From the desk of Dr. Charles Foy:
A basic responsibility of EIU faculty is to create knowledge. For historians, this typically takes the form of monographs published by university press or articles in academic journals. Unfortunately, the readership for these works is generally not extensive. The public’s exposure to history often is limited to the History Channel (Hitler, Hitler and more Hitler!). How to ensure a wider audience for our interesting scholarship? Eastern’s historians are engaging the public on a number of non-traditional and digital medium, including blogs, Twitter, and online essays.
Where can one find EIU history faculty’s informal writing? Here are some examples:
Twitter: Dr. Laughlin-Schultz, a historian of 19th century reform movements and women’s history regularly tweets on these issues, political matters and her new book project on the reformer Lucy Stone at https://twitter.com/bls75.

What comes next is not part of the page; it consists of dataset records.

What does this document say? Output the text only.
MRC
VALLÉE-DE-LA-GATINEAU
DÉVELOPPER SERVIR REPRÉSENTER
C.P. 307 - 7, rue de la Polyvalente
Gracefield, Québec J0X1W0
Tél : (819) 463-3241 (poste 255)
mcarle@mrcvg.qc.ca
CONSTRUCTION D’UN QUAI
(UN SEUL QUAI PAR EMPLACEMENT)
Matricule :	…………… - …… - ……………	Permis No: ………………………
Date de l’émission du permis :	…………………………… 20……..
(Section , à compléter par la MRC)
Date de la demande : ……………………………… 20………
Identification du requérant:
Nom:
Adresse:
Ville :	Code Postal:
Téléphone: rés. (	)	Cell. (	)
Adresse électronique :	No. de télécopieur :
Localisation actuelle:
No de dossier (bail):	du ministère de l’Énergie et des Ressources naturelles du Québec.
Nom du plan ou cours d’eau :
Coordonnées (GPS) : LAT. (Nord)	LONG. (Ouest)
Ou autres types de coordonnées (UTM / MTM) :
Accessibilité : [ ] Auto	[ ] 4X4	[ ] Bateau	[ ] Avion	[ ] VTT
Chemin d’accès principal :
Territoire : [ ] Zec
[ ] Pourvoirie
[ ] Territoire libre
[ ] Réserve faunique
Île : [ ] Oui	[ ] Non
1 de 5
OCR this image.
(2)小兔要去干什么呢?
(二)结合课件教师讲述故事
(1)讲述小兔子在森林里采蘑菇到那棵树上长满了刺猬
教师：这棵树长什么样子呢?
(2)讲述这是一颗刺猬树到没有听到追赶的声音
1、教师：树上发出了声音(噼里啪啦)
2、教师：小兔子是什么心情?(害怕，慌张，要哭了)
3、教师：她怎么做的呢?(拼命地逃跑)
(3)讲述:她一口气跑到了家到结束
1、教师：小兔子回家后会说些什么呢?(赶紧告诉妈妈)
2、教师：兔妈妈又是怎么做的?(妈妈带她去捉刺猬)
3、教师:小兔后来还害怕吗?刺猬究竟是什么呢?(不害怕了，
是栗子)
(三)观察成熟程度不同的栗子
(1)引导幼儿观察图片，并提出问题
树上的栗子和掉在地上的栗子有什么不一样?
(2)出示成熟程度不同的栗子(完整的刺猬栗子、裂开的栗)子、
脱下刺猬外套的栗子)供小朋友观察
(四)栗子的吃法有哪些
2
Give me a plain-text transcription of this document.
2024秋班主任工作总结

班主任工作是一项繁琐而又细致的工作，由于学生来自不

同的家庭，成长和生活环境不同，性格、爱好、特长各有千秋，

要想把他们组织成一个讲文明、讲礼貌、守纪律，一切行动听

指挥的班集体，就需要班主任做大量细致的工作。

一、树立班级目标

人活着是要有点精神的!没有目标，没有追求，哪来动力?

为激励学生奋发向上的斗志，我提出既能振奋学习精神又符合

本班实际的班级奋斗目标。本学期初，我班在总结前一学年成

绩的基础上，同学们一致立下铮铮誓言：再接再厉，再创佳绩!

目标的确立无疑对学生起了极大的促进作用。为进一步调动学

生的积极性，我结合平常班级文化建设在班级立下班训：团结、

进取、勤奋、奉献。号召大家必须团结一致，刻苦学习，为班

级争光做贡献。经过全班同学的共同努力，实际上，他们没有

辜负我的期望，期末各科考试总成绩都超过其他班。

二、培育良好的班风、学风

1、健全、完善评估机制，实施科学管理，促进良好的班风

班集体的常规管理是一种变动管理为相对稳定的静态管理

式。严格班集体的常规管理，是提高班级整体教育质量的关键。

Blogs: Short form essays are a handy means to quickly describe one’s research. The longest-standing blog by a EIU historian is Dr. Key’s Early Modern England blog at http://earlymodernengland.blogspot.com/
Online Articles: Recently, a plethora of websites have been developed that seek to explain historical issues to the general public. One of these, Red Hooks Water Stories, http://portsidenewyork.org/history-cultural-tourism/, has undertaken to explain New York City’s maritime history to the public.
This Fall it will be publishing Dr. Charles Foy’s short essay, “Blacks on the New York Waterfront during the American Revolution.” This is essay is a condensed version of Dr. Foy’s recent scholarly article “The Royal Navy’s Employment of Black Mariners and Maritime Workers, 1754-1783,” published in the February 2016 edition of International Maritime History Journal.